Un modèle à sauvegarder. Le 3 octobre, Pascal Lamy s'est exprimé au cours d'une conférence-débat sur la PAC, à Paris, sur le thème: "quel projet agricole pour l'Europe?". Et il a dit ce qu'il avait sur le cœur en tant que responsable de la politique commerciale de l'Union et "farouche défenseur, comme c'est son devoir, du modèle agricole européen". D'après ce modèle, "ancré profondément dans notre histoire et notre culture, l'agriculture est un secteur économique qui ne peut pas être laissé à la merci du capitalisme de marché". Pourquoi? Parce que le critère "produire toujours plus au moindre coût" a, en agriculture, des conséquences qui ne sont pas tolérables pour nos collectivités.

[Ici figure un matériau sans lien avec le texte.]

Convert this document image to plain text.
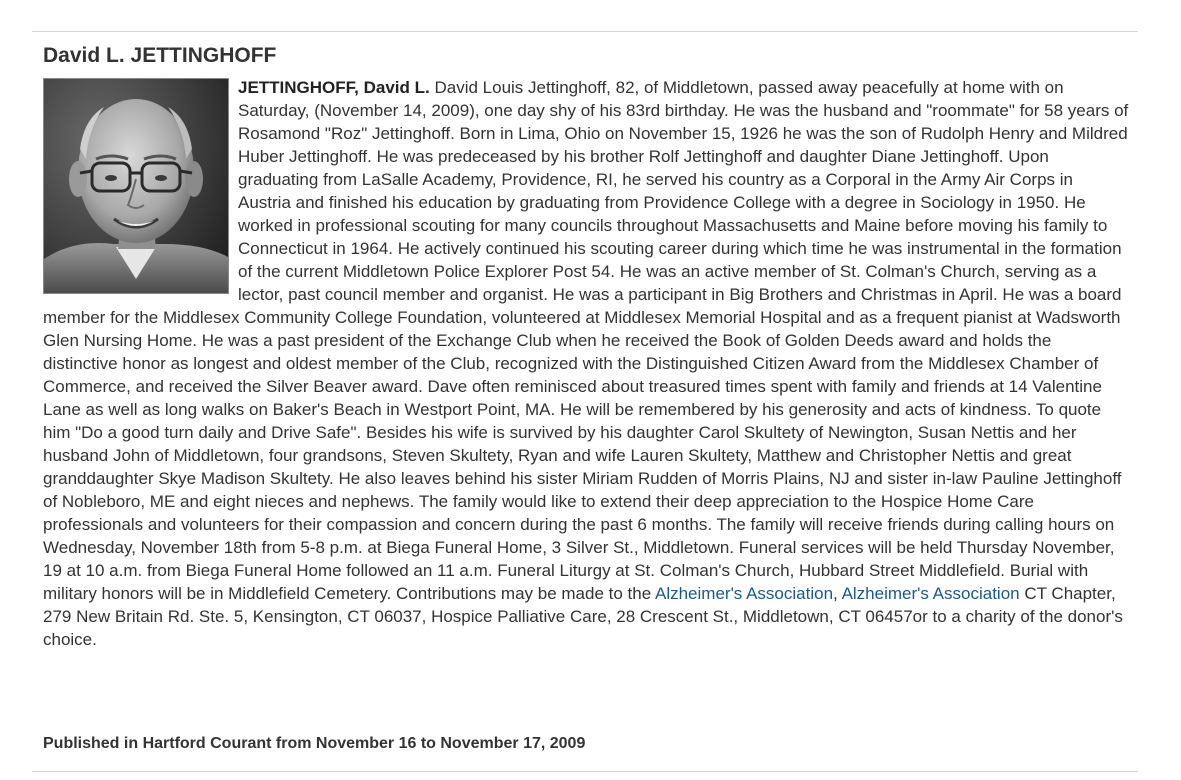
David L. JETTINGHOFF
JETTINGHOFF, David L. David Louis Jettinghoff, 82, of Middletown, passed away peacefully at home with on Saturday, (November 14, 2009), one day shy of his 83rd birthday. He was the husband and "roommate" for 58 years of Rosamond "Roz" Jettinghoff. Born in Lima, Ohio on November 15, 1926 he was the son of Rudolph Henry and Mildred Huber Jettinghoff. He was predeceased by his brother Rolf Jettinghoff and daughter Diane Jettinghoff. Upon graduating from LaSalle Academy, Providence, RI, he served his country as a Corporal in the Army Air Corps in Austria and finished his education by graduating from Providence College with a degree in Sociology in 1950. He worked in professional scouting for many councils throughout Massachusetts and Maine before moving his family to Connecticut in 1964. He actively continued his scouting career during which time he was instrumental in the formation of the current Middletown Police Explorer Post 54. He was an active member of St. Colman's Church, serving as a lector, past council member and organist. He was a participant in Big Brothers and Christmas in April. He was a board member for the Middlesex Community College Foundation, volunteered at Middlesex Memorial Hospital and as a frequent pianist at Wadsworth Glen Nursing Home. He was a past president of the Exchange Club when he received the Book of Golden Deeds award and holds the distinctive honor as longest and oldest member of the Club, recognized with the Distinguished Citizen Award from the Middlesex Chamber of Commerce, and received the Silver Beaver award. Dave often reminisced about treasured times spent with family and friends at 14 Valentine Lane as well as long walks on Baker's Beach in Westport Point, MA. He will be remembered by his generosity and acts of kindness. To quote him "Do a good turn daily and Drive Safe". Besides his wife is survived by his daughter Carol Skultety of Newington, Susan Nettis and her husband John of Middletown, four grandsons, Steven Skultety, Ryan and wife Lauren Skultety, Matthew and Christopher Nettis and great granddaughter Skye Madison Skultety. He also leaves behind his sister Miriam Rudden of Morris Plains, NJ and sister in-law Pauline Jettinghoff of Nobleboro, ME and eight nieces and nephews. The family would like to extend their deep appreciation to the Hospice Home Care professionals and volunteers for their compassion and concern during the past 6 months. The family will receive friends during calling hours on Wednesday, November 18th from 5-8 p.m. at Biega Funeral Home, 3 Silver St., Middletown. Funeral services will be held Thursday November, 19 at 10 a.m. from Biega Funeral Home followed an 11 a.m. Funeral Liturgy at St. Colman's Church, Hubbard Street Middlefield. Burial with military honors will be in Middlefield Cemetery. Contributions may be made to the Alzheimer's Association, Alzheimer's Association CT Chapter, 279 New Britain Rd. Ste. 5, Kensington, CT 06037, Hospice Palliative Care, 28 Crescent St., Middletown, CT 06457or to a charity of the donor's choice.

Published in Hartford Courant from November 16 to November 17, 2009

Et il en a cité trois raisons: la volatilité des prix mondiaux, qui met en cause la stabilité du revenu des agriculteurs; le fait que le marché ne rémunère pas les services rendus par l'agriculteur à la collectivité (protection de l'environnement, équilibre du territoire); la constatation que le libre accès au marché de l'UE pour tous les produits les moins chers du monde réduirait à un million les 6 millions d'exploitations agricoles européennes. La conclusion est simple: "cela n'est pas soutenable et ne correspond pas à notre choix de civilisation européenne". La question n'est donc pas de savoir si l'Europe a besoin d'une politique publique pour réguler les marchés agricoles (ceci est acquis), mais de savoir quelle doit être cette politique. Et M. Lamy a expliqué les raisons des choix faits par la Commission dans la réforme Fischler: a) découpler le soutien direct aux agriculteurs de la quantité produite (afin d'éviter de subventionner le stockage, la destruction des surplus et les aides à l'exportation); b) garantir des revenus équitables sans altérer l'initiative individuelle et l'esprit d'entreprise des agriculteurs, en les incitant à produire mieux plutôt que plus, à recevoir un meilleur prix en échange d'une meilleure qualité; c) rémunérer les services collectifs rendus par l'agriculture, car le marché seul ne peut pas le faire.
Les orientations citées "doivent faire l'objet d'une décision politique et sociale qui ne peut être continuellement retardée avec l'excuse que ce n'est pas le moment". Le seul point "gravé dans le marbre" est le budget européen alloué à l'agriculture jusqu'en 2006, et la Commission ne propose pas d'y toucher. Le restant doit être amélioré; ce que la Commission propose, c'est "une étape, pas une révolution". Retarder la réforme, c'est inutile et c'est dangereux "car le débat est là". La Commission pouvait-elle attendre avant de faire sa proposition? Non, répond M. Lamy, en précisant: "je connais plusieurs gouvernements qui auraient souhaité la suppression de la PAC (…). Attendre plus longtemps aurait signifié courir le risque de radicaliser encore plus les positions entre les pro- et les anti-PAC et de réduire le débat à ses seuls aspects budgétaires."
Un "non" ferme et définitif. La réforme de la PAC renforcera par ailleurs la position de l'Europe au niveau mondial, et elle la déterminera, car "les engagements que l'UE sera amenée à prendre dans les négociations commerciales internationales résulteront de ce qu'elle aura choisi pour elle-même, et non de pressions extérieures". Cet avertissement est très opportun, car les travaux à l'OMC pour préparer le "round de Doha" évoluent très mal: Australie, Argentine, Brésil, Uruguay et d'autres pays tiers réclament pour le secteur agricole un traitement identique à celui des autres secteurs économiques. Le "non" ferme et définitif de Pascal Lamy est rassurant pour l'avenir de la civilisation européenne. (F.R.)